名付けられたものには固有性がある。固有とは「他のものにはなく、そのものだけに特徴があること」や「他から付与されたものではなく、本からそのものにあること」と辞書に書かれている。
ところが、他の類似したものと区別したり差異を明らかにするために、人や土地や商品名に名を付与したのが固有名詞ではないか。固有と言いながら、同姓同名は決して珍しくないし、地名も、たとえば日本橋なら東京にも大阪にもある(前者が「にほんばし」、後者が「にっぽんばし」と読みは違うが……)。
大手町や本町(ほんまち/ほんちょう)などの地名は全国に数えきれないほど存在する。しかし、そうであっても、大手町や本町の地名に人々は各地なりの固有性を感じているはずだ。長年暮らしたり働いたり、また何度か訪れたりしていれば固有の度合が強くなる。同じ町名でも、自分の街のそれには親しみを覚え、他の街のそれへの感覚は疎遠である。
数年前にNHKの『ブラタモリ』が職場と自宅の付近をロケした。職場と自宅の距離は1キロメートルほど。いつも往復する通勤路の町名が次から次へと出てきたし、タモリが自宅マンションの裏手の路地を歩いて太閤秀吉の地下水道を紹介した。聞いたことはあるが未だ見ぬ土地の名とは程遠い、生活の場の名として強く再認識した次第だ。
『書斎の宇宙』という本に収められた里見弴の「朱き机の思出」に、大正二年十月に放浪の旅に出て大阪に落ち着くくだりがある。
大阪も道頓堀に近い繁華の地、――笠屋町三ツ寺筋をちょっと北へ行った西側のとある路次の奥の(……)
固有名詞をつないでみると、著者がどのあたりにねぐらを定めたのか、ある程度想像できる。他にもよく知る場所が出てくる。安道具屋の多い橘通り、玉造橋南詰の店、堂島裏町、心斎橋筋の賑いから諏訪町……。最後の諏訪町になじみがないので調べてみたが、昔も今もない。周防町の漢字間違いか著者の勘違いではないかと思われる。

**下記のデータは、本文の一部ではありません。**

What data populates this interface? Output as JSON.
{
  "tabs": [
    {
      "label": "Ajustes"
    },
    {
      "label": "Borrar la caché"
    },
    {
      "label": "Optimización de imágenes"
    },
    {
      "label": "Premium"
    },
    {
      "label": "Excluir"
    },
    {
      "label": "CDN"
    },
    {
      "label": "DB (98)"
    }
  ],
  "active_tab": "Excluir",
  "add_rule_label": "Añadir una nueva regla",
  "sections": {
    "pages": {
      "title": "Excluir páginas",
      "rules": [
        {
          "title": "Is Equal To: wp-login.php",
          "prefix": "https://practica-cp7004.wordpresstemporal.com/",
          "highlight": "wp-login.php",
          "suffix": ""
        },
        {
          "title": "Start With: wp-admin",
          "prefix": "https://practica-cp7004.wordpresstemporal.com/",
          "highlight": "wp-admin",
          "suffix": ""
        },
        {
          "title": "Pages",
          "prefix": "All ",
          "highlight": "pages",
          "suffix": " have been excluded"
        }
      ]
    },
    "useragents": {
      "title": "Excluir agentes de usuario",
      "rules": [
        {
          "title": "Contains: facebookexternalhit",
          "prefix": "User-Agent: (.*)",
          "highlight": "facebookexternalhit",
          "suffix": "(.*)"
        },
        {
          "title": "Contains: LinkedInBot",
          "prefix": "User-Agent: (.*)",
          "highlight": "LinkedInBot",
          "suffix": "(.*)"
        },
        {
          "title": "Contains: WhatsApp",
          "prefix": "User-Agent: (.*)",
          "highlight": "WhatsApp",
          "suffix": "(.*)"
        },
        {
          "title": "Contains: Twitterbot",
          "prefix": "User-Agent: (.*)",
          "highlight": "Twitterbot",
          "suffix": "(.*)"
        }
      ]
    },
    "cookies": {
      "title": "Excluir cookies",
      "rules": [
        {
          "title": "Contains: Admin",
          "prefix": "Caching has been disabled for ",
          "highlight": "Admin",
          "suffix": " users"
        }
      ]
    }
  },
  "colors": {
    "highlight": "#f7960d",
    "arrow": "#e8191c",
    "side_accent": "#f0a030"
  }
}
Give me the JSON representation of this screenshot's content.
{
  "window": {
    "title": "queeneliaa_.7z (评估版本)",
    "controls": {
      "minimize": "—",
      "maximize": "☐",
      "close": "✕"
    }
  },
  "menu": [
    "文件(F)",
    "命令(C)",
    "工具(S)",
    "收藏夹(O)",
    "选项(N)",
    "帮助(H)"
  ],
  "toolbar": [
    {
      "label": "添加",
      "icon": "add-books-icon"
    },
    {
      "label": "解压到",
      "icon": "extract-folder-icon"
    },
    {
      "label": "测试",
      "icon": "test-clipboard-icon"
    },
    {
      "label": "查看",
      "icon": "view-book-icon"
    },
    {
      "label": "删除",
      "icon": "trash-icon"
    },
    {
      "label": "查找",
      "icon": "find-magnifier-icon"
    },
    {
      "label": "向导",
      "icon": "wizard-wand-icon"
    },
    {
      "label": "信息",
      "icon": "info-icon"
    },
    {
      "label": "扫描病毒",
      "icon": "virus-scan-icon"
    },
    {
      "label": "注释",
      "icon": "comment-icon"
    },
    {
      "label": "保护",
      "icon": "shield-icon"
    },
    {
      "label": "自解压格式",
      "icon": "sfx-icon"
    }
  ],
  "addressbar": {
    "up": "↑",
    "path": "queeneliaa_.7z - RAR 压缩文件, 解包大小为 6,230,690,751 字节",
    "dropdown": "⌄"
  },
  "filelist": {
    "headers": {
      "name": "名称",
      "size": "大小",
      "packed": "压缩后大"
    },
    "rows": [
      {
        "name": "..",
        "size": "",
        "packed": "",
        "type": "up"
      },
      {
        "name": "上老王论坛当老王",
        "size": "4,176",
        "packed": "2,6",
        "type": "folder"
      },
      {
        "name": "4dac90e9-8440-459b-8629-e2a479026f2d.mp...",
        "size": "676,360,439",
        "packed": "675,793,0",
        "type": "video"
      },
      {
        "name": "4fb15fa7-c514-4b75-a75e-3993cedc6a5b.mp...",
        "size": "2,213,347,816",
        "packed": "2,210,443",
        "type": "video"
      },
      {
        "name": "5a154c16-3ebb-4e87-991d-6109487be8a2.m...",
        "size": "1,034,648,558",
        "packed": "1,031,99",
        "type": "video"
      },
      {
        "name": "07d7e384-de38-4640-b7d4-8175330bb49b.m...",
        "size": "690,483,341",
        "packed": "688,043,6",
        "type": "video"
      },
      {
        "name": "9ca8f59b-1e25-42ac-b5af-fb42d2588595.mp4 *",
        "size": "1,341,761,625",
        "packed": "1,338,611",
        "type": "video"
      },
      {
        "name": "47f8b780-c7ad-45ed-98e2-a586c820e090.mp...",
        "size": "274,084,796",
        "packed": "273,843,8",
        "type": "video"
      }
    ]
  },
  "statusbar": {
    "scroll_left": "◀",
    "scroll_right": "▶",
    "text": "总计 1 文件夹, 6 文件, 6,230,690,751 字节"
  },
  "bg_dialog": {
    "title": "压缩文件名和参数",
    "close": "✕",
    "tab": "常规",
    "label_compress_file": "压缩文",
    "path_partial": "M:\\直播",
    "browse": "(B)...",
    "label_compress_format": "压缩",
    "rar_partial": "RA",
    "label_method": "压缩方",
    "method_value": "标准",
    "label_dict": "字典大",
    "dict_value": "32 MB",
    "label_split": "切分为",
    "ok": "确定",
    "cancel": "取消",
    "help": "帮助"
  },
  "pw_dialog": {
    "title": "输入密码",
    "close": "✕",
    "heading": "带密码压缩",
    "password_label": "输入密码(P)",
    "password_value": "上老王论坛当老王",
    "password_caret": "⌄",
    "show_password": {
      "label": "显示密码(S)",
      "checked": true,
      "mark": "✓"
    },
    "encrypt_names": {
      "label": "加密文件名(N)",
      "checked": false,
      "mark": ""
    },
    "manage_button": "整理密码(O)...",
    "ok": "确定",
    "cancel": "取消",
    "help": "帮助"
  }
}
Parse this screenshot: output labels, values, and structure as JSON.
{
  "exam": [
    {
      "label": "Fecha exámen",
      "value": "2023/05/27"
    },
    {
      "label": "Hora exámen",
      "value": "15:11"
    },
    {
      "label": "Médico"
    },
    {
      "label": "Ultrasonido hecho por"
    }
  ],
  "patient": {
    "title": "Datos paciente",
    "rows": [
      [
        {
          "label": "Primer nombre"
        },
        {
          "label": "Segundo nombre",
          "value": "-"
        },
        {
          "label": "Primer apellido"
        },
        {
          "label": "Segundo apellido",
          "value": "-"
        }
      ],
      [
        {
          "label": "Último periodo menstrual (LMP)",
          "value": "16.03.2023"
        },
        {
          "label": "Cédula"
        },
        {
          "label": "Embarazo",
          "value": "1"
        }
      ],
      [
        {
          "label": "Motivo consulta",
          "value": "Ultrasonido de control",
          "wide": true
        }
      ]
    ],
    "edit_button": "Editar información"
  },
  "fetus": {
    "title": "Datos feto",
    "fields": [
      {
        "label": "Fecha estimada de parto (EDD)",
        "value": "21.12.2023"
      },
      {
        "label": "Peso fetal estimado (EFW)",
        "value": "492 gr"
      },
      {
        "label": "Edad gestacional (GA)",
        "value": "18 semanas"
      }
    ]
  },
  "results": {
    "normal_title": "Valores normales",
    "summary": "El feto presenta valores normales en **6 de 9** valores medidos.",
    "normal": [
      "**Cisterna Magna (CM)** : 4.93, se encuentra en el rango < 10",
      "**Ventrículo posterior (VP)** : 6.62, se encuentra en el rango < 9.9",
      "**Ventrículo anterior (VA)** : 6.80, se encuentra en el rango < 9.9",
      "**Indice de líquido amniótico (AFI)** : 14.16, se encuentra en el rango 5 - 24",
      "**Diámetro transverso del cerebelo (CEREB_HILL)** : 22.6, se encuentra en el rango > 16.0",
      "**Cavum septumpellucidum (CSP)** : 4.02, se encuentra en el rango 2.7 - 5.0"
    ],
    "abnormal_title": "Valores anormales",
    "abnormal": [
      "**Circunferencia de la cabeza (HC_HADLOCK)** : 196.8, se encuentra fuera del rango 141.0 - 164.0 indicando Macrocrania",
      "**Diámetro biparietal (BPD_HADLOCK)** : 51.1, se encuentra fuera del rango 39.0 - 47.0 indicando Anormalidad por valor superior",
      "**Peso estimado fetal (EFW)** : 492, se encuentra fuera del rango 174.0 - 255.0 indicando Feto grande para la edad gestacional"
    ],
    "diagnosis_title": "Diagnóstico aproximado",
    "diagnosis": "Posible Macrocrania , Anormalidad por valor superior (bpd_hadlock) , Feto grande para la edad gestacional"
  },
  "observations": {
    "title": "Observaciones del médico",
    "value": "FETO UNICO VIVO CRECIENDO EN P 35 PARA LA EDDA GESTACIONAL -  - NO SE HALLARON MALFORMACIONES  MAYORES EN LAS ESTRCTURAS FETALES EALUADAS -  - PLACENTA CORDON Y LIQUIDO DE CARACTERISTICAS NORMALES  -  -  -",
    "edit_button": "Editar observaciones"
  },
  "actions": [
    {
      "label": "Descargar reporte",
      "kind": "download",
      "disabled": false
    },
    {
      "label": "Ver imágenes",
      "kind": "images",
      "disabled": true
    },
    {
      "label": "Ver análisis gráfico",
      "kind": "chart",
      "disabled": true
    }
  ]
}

同じエッセイの中に、赤坂檜町、四谷坂町、下六番町、麹町五丁目の裏通り、半蔵門の変圧所の裏手、山元町一丁目、四谷右京町などの東京の地名もいろいろ出てくる。赤坂も四谷も麹町もまったく知らないわけではないが、どうもピンとこない。地名の固有性とは、親しみを覚え、土地勘が働いて地図が浮かび、そして風情の記憶がよみがえることなのだろう。